自分自身のなかに眠る暴力衝動に対する内なる恐怖から来たものではないのか?
そして復讐の快感に文字通り身を震わせながら、邪悪に笑う作家の男の顔は、冒頭のアレックスのファーストショットを思い出させる。彼の中にもアレックスが眠っていたのだ。アレックスは拷問に耐え切れず飛び降り自殺を図る。一命を取り留めた彼は、自殺を図った時の衝撃で元に戻るのである。そしてスローで裸の女と抱き合う彼のショットで映画が終わる。
「完ぺきに治ったね」
このアレックスが戻る瞬間はモラルを超越させ、私たちにとてつもないカタルシスをもたらすのだ。
この映画に対して、暴力賛美の不愉快な作品とこき下ろす批判はもちろんあるかもしれない。事実、模倣犯による事件がおきているのだから…
しかし、注目する重要な点はもっと他にある。
それは人は常に選択できるということだ。
正しいことをするのも間違ったことをするのも選択の自由がある。
人間の精神はどこまでも自由であり、その自由こそが人間なのである。人として正しい行いをするのも人間であり、間違った行いをするのもまた人間なのだ。
なぜアレックスの暴れまわっている姿は我々をそこまで高揚させるのか?
それは彼が絶対的に自由だからである。
彼自身が自らの自由意思で悪徳の道を選択したのだ。己のよきものだけに従い、誰からも干渉を受けない。

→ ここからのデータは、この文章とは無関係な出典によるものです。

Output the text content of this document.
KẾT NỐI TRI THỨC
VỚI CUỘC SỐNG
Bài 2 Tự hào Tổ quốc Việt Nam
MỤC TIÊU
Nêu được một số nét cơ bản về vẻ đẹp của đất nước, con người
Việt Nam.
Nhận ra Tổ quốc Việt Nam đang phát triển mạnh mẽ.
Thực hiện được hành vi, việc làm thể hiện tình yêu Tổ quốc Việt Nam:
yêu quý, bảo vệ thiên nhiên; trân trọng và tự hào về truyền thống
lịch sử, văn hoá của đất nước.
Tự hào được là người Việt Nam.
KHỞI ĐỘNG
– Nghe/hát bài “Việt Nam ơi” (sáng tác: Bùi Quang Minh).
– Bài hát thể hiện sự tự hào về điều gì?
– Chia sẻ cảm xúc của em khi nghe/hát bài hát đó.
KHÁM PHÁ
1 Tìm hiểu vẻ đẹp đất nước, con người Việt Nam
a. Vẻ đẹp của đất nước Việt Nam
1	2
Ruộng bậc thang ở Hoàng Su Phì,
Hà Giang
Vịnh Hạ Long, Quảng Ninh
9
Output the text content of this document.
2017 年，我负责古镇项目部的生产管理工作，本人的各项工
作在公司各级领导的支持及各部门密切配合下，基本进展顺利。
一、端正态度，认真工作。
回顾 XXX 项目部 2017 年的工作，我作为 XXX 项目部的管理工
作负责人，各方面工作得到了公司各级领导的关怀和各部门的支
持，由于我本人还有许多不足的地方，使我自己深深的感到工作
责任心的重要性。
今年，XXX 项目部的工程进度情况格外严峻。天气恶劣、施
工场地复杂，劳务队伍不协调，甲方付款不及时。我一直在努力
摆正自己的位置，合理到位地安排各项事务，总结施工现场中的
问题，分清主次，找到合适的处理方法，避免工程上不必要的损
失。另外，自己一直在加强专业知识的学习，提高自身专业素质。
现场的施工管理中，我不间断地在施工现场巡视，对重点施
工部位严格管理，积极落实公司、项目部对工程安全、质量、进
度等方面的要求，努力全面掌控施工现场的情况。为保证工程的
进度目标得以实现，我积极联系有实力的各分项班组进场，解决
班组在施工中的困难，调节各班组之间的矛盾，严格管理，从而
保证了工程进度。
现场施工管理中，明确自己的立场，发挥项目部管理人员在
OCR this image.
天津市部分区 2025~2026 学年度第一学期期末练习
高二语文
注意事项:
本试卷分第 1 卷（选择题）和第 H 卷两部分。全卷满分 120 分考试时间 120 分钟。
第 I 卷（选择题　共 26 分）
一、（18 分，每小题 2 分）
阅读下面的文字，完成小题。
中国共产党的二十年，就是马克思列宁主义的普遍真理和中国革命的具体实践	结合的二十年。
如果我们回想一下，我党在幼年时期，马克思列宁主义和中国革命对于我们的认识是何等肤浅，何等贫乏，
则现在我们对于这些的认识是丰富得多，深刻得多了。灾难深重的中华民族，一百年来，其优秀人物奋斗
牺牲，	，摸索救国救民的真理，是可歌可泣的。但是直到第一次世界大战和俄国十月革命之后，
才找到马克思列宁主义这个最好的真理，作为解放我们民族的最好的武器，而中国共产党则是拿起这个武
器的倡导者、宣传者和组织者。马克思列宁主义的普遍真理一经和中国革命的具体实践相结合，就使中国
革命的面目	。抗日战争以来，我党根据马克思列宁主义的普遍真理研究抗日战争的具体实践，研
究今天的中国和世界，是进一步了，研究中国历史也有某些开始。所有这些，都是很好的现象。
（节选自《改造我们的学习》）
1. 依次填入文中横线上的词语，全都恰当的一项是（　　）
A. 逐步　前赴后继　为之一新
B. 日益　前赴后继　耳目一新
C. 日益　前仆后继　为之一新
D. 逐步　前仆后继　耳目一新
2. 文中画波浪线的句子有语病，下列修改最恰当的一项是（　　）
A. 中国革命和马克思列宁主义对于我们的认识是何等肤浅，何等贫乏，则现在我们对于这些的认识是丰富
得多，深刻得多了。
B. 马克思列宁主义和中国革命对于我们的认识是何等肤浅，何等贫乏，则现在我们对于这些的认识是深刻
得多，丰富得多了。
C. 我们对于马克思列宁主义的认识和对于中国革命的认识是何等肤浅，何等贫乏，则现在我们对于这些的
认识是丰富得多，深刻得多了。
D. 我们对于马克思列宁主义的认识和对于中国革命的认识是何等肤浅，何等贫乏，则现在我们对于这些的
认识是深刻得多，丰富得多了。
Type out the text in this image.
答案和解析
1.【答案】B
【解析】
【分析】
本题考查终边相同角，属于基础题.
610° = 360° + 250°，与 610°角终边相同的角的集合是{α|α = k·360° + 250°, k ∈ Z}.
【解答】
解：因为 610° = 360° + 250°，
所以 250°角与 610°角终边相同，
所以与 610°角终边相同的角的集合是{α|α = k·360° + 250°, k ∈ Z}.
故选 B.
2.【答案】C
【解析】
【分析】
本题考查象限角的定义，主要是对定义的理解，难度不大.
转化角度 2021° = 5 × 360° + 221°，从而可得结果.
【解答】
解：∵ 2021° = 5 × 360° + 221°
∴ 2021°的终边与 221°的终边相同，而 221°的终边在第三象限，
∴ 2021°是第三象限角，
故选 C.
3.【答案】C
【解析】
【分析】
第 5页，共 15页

圧倒的な自由を謳歌し、生の喜びを誰よりも享受する。
我々は暴力と快楽の混沌の中に放り込まれ、邪悪に微笑むアレックスの瞳の中に自分の姿をはっきりとみるだろう。
偽善と自己愛に塗り固められた現代人の「モラル」が音を立てて崩れ落ちたその時、恐怖と不安、そして自由な魂の喜びが歓喜の歌の祝福と共に訪れるのだ。